C’est toi le criminel, ô Peuple,
puisque c’est toi le Souverain. Tu es, il est vrai, le criminel
inconscient et naïf. Tu votes et tu ne vois pas que tu es ta propre
victime. Pourtant n’as-tu pas encore assez
expérimenté que les députés, qui promettent de te défendre, comme tous
les gouvernements du monde présent et passé, sont des menteurs et des
impuissants ? Tu le sais et tu t’en plains ! Tu le
sais et tu les nommes ! Les gouvernants quels qu’ils soient, ont
travaillé, travaillent et travailleront pour leurs intérêts, pour ceux
de leurs castes et de leurs coteries. Où en a-t-il été et comment pourrait-il
en être autrement ? Les gouvernés sont des subalternes et des
exploités : en connais-tu qui ne le soient pas ? Tant que tu n’as pas compris que c’est
à toi seul qu’il appartient de produire et de vivre à ta guise, tant
que tu supporteras, - par crainte,- et que tu fabriqueras toi-même, -
par croyance à l’autorité nécessaire,- des chefs et des directeurs,
sache-le bien aussi, tes délégués et tes maîtres vivront de ton labeur
et de ta niaiserie. Tu te plains de tout ! Mais n’est-ce pas toi
l’auteur des mille plaies qui te dévorent ? Tu te plains de la police, de l’armée,
de la justice, des casernes, des prisons, des administrations, des
lois, des ministres, du gouvernement, des financiers, des spéculateurs,
des fonctionnaires, des patrons, des prêtres, des proprios, des
salaires, des chômages, du parlement, des impôts, des gabelous, des
rentiers, de la cherté des vivres, des fermages et des loyers, des
longues journées d’atelier et d’usine, de la maigre pitance, des
privations sans nombre et de la masse infinie des iniquités sociales. Tu te plains ; mais tu veux le maintien
du système où tu végètes. Tu te révoltes parfois, mais pour recommencer
toujours. C’est toi qui produis tout, qui laboures et sèmes, qui forges
et tisses, qui pétris et transformes, qui construis et fabriques, qui
alimentes et fécondes ! Pourquoi donc ne consommes-tu pas à ta
faim ? Pourquoi es-tu le mal vêtu, le mal nourri, le mal abrité ? Oui,
pourquoi le sans pain, le sans souliers, le sans demeure ? Pourquoi
n’es-tu pas ton maître ? Pourquoi te courbes-tu, obéis-tu, sers-tu ?

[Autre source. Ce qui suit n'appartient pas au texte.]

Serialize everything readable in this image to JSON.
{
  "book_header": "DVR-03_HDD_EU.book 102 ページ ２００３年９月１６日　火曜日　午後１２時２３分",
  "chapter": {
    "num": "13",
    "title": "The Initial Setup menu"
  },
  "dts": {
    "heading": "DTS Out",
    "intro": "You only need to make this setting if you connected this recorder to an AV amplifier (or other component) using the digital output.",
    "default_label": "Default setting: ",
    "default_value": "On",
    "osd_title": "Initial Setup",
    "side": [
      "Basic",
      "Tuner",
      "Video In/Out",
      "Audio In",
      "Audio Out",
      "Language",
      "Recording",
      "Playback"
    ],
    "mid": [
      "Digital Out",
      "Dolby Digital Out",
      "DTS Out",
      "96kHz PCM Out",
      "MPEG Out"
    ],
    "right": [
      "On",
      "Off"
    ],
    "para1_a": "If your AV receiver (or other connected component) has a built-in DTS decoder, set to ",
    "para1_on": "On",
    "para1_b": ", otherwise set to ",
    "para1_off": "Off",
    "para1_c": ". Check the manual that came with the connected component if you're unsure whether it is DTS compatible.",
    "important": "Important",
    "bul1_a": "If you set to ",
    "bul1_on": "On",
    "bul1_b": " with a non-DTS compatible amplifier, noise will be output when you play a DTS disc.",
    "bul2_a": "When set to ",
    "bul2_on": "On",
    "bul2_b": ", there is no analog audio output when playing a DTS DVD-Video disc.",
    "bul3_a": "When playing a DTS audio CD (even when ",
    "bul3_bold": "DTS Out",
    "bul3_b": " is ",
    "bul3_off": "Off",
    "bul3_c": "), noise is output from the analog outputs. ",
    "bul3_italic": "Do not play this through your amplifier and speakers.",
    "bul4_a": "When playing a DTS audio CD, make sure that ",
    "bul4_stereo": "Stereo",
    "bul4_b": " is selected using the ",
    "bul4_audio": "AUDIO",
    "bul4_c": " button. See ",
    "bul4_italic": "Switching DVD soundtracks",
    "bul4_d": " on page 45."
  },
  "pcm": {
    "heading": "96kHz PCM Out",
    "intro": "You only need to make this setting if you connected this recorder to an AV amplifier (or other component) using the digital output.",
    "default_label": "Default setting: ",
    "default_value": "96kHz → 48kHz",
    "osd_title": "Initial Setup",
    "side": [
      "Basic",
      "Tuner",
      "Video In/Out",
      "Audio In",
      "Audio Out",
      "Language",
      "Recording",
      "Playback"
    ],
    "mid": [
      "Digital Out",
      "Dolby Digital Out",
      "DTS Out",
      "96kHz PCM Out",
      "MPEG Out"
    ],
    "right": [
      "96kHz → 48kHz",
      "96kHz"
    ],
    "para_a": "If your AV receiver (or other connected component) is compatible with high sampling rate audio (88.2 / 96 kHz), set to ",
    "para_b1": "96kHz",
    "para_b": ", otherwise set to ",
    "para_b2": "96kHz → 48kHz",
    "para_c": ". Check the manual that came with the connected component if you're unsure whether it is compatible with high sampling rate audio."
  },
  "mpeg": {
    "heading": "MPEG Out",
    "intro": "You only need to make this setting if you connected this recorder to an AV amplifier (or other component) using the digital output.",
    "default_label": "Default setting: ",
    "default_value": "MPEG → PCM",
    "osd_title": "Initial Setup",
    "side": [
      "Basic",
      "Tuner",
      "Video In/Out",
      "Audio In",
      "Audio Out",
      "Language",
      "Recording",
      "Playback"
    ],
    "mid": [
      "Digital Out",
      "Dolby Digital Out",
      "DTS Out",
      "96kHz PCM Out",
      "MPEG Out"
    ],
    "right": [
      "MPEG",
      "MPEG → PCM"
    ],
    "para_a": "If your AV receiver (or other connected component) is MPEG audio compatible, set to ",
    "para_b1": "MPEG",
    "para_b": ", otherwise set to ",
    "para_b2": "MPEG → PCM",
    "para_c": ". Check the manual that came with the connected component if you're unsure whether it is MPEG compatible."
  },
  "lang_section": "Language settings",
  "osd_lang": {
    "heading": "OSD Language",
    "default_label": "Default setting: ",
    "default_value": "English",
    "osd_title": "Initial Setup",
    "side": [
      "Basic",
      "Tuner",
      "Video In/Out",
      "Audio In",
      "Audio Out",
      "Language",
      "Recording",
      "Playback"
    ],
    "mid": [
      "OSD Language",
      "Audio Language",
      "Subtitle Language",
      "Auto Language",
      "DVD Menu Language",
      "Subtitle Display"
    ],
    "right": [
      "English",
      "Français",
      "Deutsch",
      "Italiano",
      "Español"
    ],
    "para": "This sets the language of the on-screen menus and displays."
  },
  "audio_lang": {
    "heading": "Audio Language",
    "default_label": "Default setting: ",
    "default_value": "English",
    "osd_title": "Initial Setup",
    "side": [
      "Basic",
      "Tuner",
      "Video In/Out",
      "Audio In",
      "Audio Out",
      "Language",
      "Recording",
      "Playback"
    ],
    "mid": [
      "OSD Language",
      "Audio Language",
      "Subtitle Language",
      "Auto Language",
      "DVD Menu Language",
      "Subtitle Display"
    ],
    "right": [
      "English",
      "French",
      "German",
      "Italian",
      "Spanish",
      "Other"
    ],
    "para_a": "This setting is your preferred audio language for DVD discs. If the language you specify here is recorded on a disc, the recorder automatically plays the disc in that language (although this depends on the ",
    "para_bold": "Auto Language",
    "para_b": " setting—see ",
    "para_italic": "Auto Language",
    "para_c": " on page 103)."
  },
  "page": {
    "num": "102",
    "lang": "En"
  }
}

Pourquoi es-tu l’inférieur, l’humilié, l’offensé, le serviteur,
l’esclave ? Tu élabores tout et tu ne possèdes rien ? Tout est par toi et tu n’es rien. Je me trompe. Tu es l’électeur, le
votard, celui qui accepte ce qui est ; celui qui, par le bulletin de
vote, sanctionne toutes ses misères ; celui qui, en votant, consacre
toutes ses servitudes. Tu es le volontaire valet, le
domestique aimable, le laquais, le larbin, le chien léchant le fouet,
rampant devant la poigne du maître. Tu es le sergot, le geôlier et le
mouchard. Tu es le bon soldat, le portier modèle, le locataire
bénévole. Tu es l’employé fidèle, le serviteur dévoué, le paysan sobre,
l’ouvrier résigné de ton propre esclavage. Tu es toi-même ton bourreau.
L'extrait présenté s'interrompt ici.